You should try it!  Make a commitment to yourself to finish everything that you start.  You’ll be utterly surprised how free this commitment will make you feel!  If you “sweat the small stuff” now, don’t worry, it’ll soon be a side-effect of your past.

Brent Mondoux
CEO, N-VisionIT Interactive

Ottawa web design

2 comments on “Finish What You Start!

  1. The rule I follow is not to commit to anything, because then you don’t have to wrap up any loose ends. Something I picked up from Jack Canfield’s “The Success Principles”.

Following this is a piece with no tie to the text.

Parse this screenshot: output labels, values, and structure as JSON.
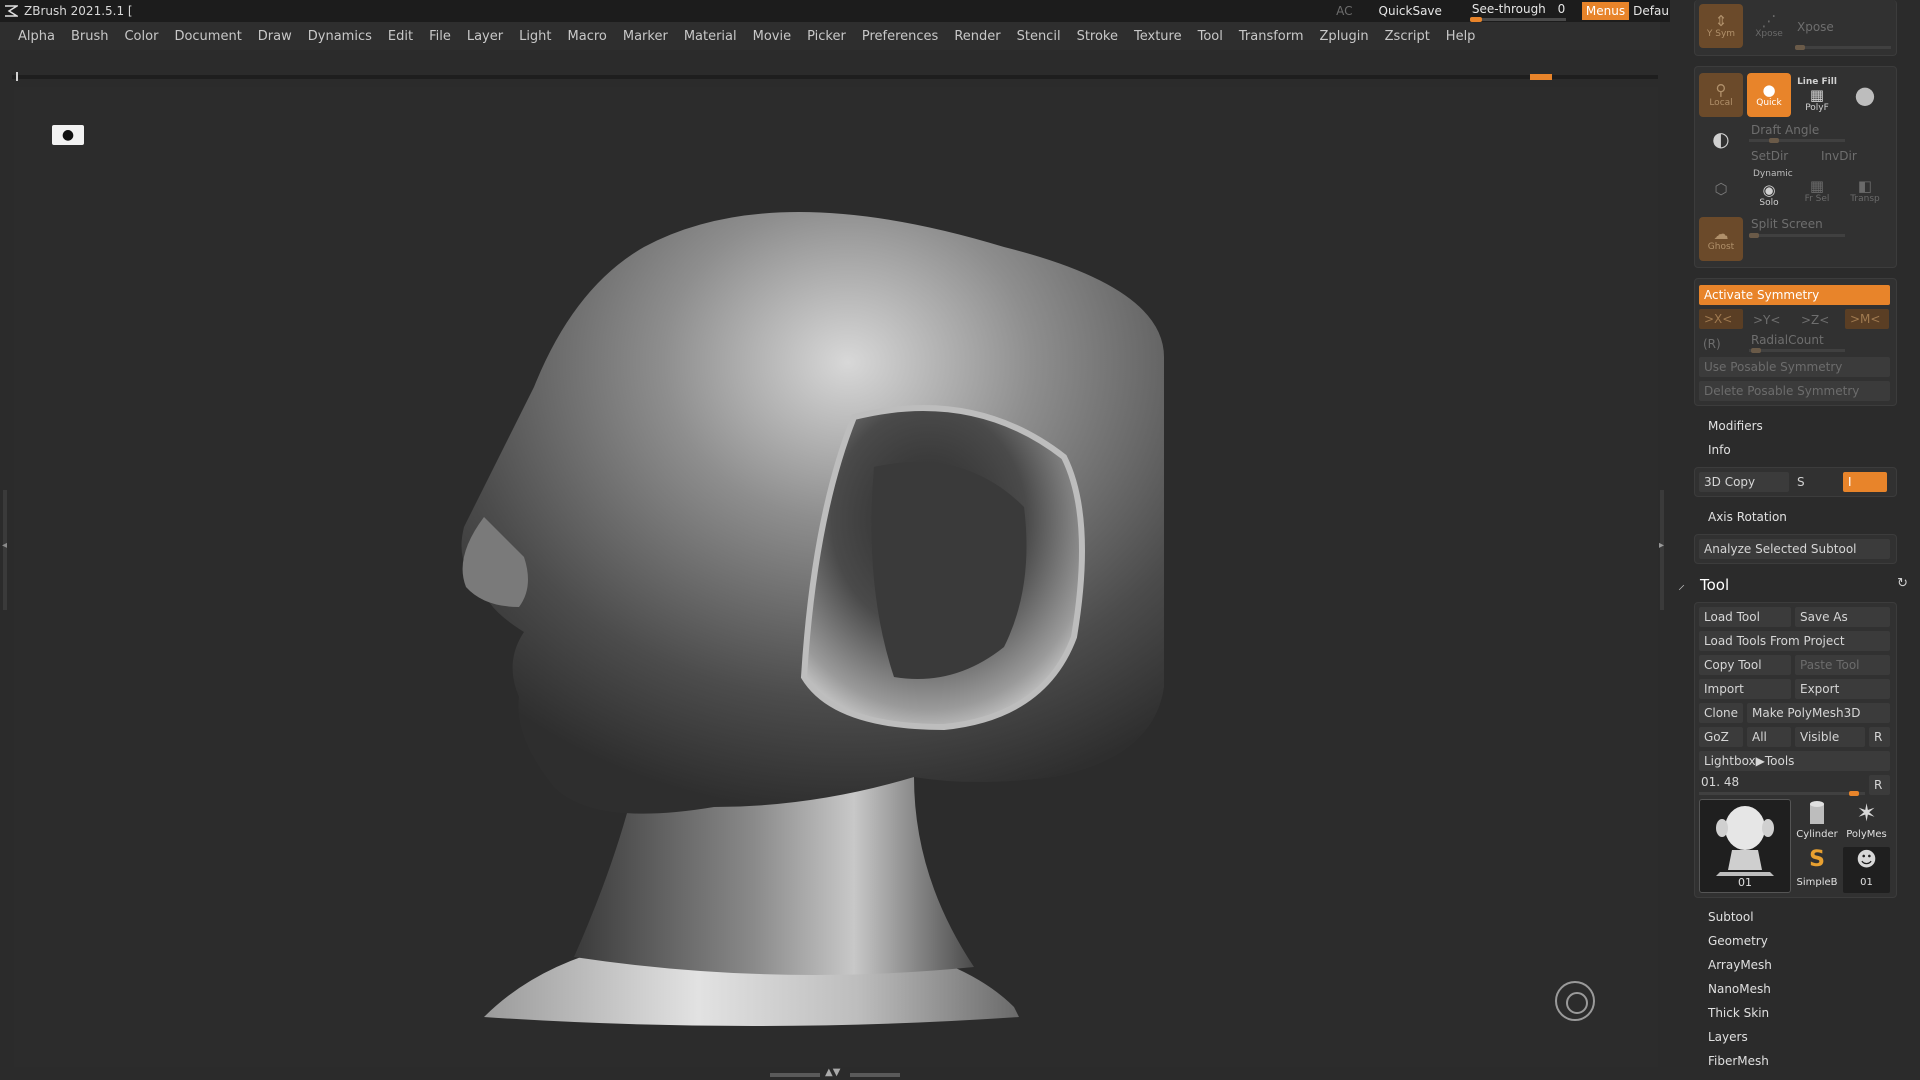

    Especially with family members and friends – they’ll call you up, ask you about attending an event, or helping them out in some way (ie. “can you make me a website? for free, we’re family right… I have this great business idea, just need someone to help me put it together”). I used to feel compelled when someone called to always give them an answer right away. One of the “Success Principles” recommends saying something like “let me think it over and I’ll get back to you”. Step away from the phone conversation. If they hussle you, follow up with something like “I don’t make decisions on the spot, I need to check my plans, think it over, and then I’ll get back to you”. That way you’re not committing to everything that comes your way.

    What I found is that I used to commit to a lot of things I didn’t want to do. So I would show up, or do that favor, and my attitude would be bitter because I felt hussled, or the results would be half-assed because I wasn’t inspired to do my best work. What ends up happening is you put yourself in an experience that isn’t worthy of you, and the result being it wrecks your mood and self-esteem. And also, because you committed to an event of low-caliber, you blocked off time and energy you could have invested in a better experience.

    It’s the same attitude that you can apply to business. Half of the trouble is making a good income. The second half is keeping your commitments few. If you commit to too many experiences, or if you commit to the wrong experiences, you’ll spread yourself thin and the rewards will be small or non-existent.

    Why commit to a client that will require $16,000 of work for a website they’ll only pay $10,000? Just turn that client down, close the company for a week, and use that $6,000 you were going to burn on a trip to Vegas.

    Honestly, I think that’s the only reason people don’t close up loose ends on commitments. If the incentive was there, the drive would naturally be there. If you’re working for free, or worse, you’re losing money to work – you’ve committed to the wrong experience.